Bounty Hunter also continues to be one of the toughest Star Wars games around once you get past its first third or so, with the four remaining acts raising the overall combat difficulty quite a bit and twisting the platforming-like sections (you have a jetpack for most of the game) into pretty memorable levels that often feel huge for a linear game even by today's standards. It's a very good reminder of how big LucasArts used to dream back in the early 2000s, given the hardware limitations. A few other aspects related to the many Star Wars settings you visit, such as the high variety of NPCs in certain levels or the fantastic sound design, highlight all the attention to detail that went into these games during the company's greenest and most ambitious era.
On the other hand, most boss fights haven't aged very well, as they can be beaten by strafing and boosting around while holding the triggers on your dual Westar-34 pistols. Elsewhere, however, there are plenty of good chances to make the most out of Jango's varied arsenal, and latter levels demand some degree of planning and playing things safer in order to make it out alive. Curiosity is also rewarded this time around with the unlockable Boba Fett skin and a generous set of achievements tailored to the most dedicated players. Yes, getting 100% on all secondary bounties will take a while.

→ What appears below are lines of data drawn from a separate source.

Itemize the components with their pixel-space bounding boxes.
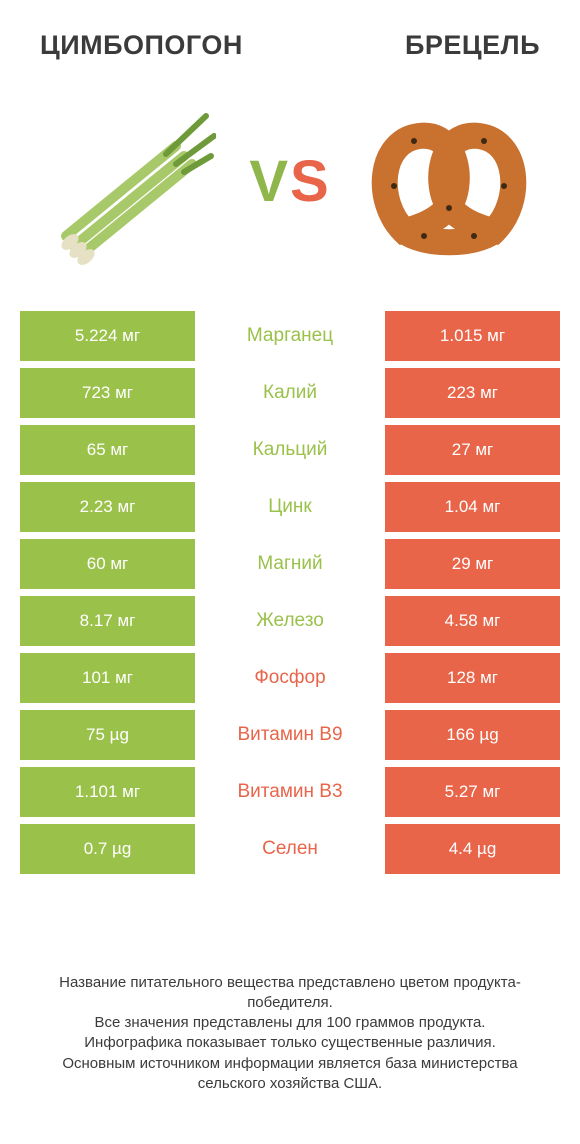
left-value-cell: 8.17 мг — [20, 596, 195, 646]
nutrient-name-cell: Цинк — [195, 482, 385, 532]
right-value-cell: 27 мг — [385, 425, 560, 475]
vs-label: VS — [249, 148, 330, 215]
left-value-cell: 5.224 мг — [20, 311, 195, 361]
table-row: 75 µgВитамин B9166 µg — [20, 710, 560, 760]
left-value-cell: 2.23 мг — [20, 482, 195, 532]
right-value-cell: 29 мг — [385, 539, 560, 589]
table-row: 1.101 мгВитамин B35.27 мг — [20, 767, 560, 817]
footer-notes: Название питательного вещества представл… — [20, 973, 560, 1125]
footnote-4: Основным источником информации является … — [40, 1054, 540, 1095]
right-value-cell: 4.4 µg — [385, 824, 560, 874]
table-row: 2.23 мгЦинк1.04 мг — [20, 482, 560, 532]
left-value-cell: 75 µg — [20, 710, 195, 760]
left-value-cell: 1.101 мг — [20, 767, 195, 817]
nutrient-name-cell: Витамин B9 — [195, 710, 385, 760]
table-row: 60 мгМагний29 мг — [20, 539, 560, 589]
lemongrass-icon — [46, 96, 216, 266]
right-product-title: Брецель — [405, 30, 540, 61]
right-value-cell: 1.04 мг — [385, 482, 560, 532]
nutrient-name-cell: Селен — [195, 824, 385, 874]
nutrient-name-cell: Калий — [195, 368, 385, 418]
table-row: 0.7 µgСелен4.4 µg — [20, 824, 560, 874]
footnote-2: Все значения представлены для 100 граммо… — [40, 1013, 540, 1033]
right-value-cell: 223 мг — [385, 368, 560, 418]
right-value-cell: 4.58 мг — [385, 596, 560, 646]
comparison-page: Цимбопогон Брецель VS — [0, 0, 580, 1144]
table-row: 5.224 мгМарганец1.015 мг — [20, 311, 560, 361]
nutrient-table: 5.224 мгМарганец1.015 мг 723 мгКалий223 м… — [20, 311, 560, 874]
nutrient-name-cell: Марганец — [195, 311, 385, 361]
table-row: 723 мгКалий223 мг — [20, 368, 560, 418]
nutrient-name-cell: Железо — [195, 596, 385, 646]
table-row: 8.17 мгЖелезо4.58 мг — [20, 596, 560, 646]
right-value-cell: 1.015 мг — [385, 311, 560, 361]
vs-v-letter: V — [249, 149, 290, 214]
left-value-cell: 60 мг — [20, 539, 195, 589]
titles-row: Цимбопогон Брецель — [20, 30, 560, 61]
vs-s-letter: S — [290, 149, 331, 214]
left-value-cell: 0.7 µg — [20, 824, 195, 874]
footnote-1: Название питательного вещества представл… — [40, 973, 540, 1014]
nutrient-name-cell: Кальций — [195, 425, 385, 475]
vs-row: VS — [20, 81, 560, 281]
left-value-cell: 101 мг — [20, 653, 195, 703]
left-product-title: Цимбопогон — [40, 30, 243, 61]
table-row: 101 мгФосфор128 мг — [20, 653, 560, 703]
nutrient-name-cell: Фосфор — [195, 653, 385, 703]
right-value-cell: 5.27 мг — [385, 767, 560, 817]
pretzel-icon — [364, 96, 534, 266]
nutrient-name-cell: Магний — [195, 539, 385, 589]
nutrient-name-cell: Витамин B3 — [195, 767, 385, 817]
footnote-3: Инфографика показывает только существенн… — [40, 1033, 540, 1053]
table-row: 65 мгКальций27 мг — [20, 425, 560, 475]
left-value-cell: 65 мг — [20, 425, 195, 475]
right-value-cell: 166 µg — [385, 710, 560, 760]
left-value-cell: 723 мг — [20, 368, 195, 418]
right-value-cell: 128 мг — [385, 653, 560, 703]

By and large, Aspyr has nailed this one without falling face first into a mud puddle, and you can only criticize the fact it's faithful and conservative to a fault if you're the kind of player looking for remasters that are actually light remakes. Star Wars: Bounty Hunter's newest iteration isn't that, and instead continues Aspyr's largely inspiring tradition of preserving and polishing classics from a position of respect and reverence. At around $20, you can't ask for much more. Also: it's still a pretty awesome (Legends) prequel to Attack of the Clones with a far meatier narrative than you'd expect at first.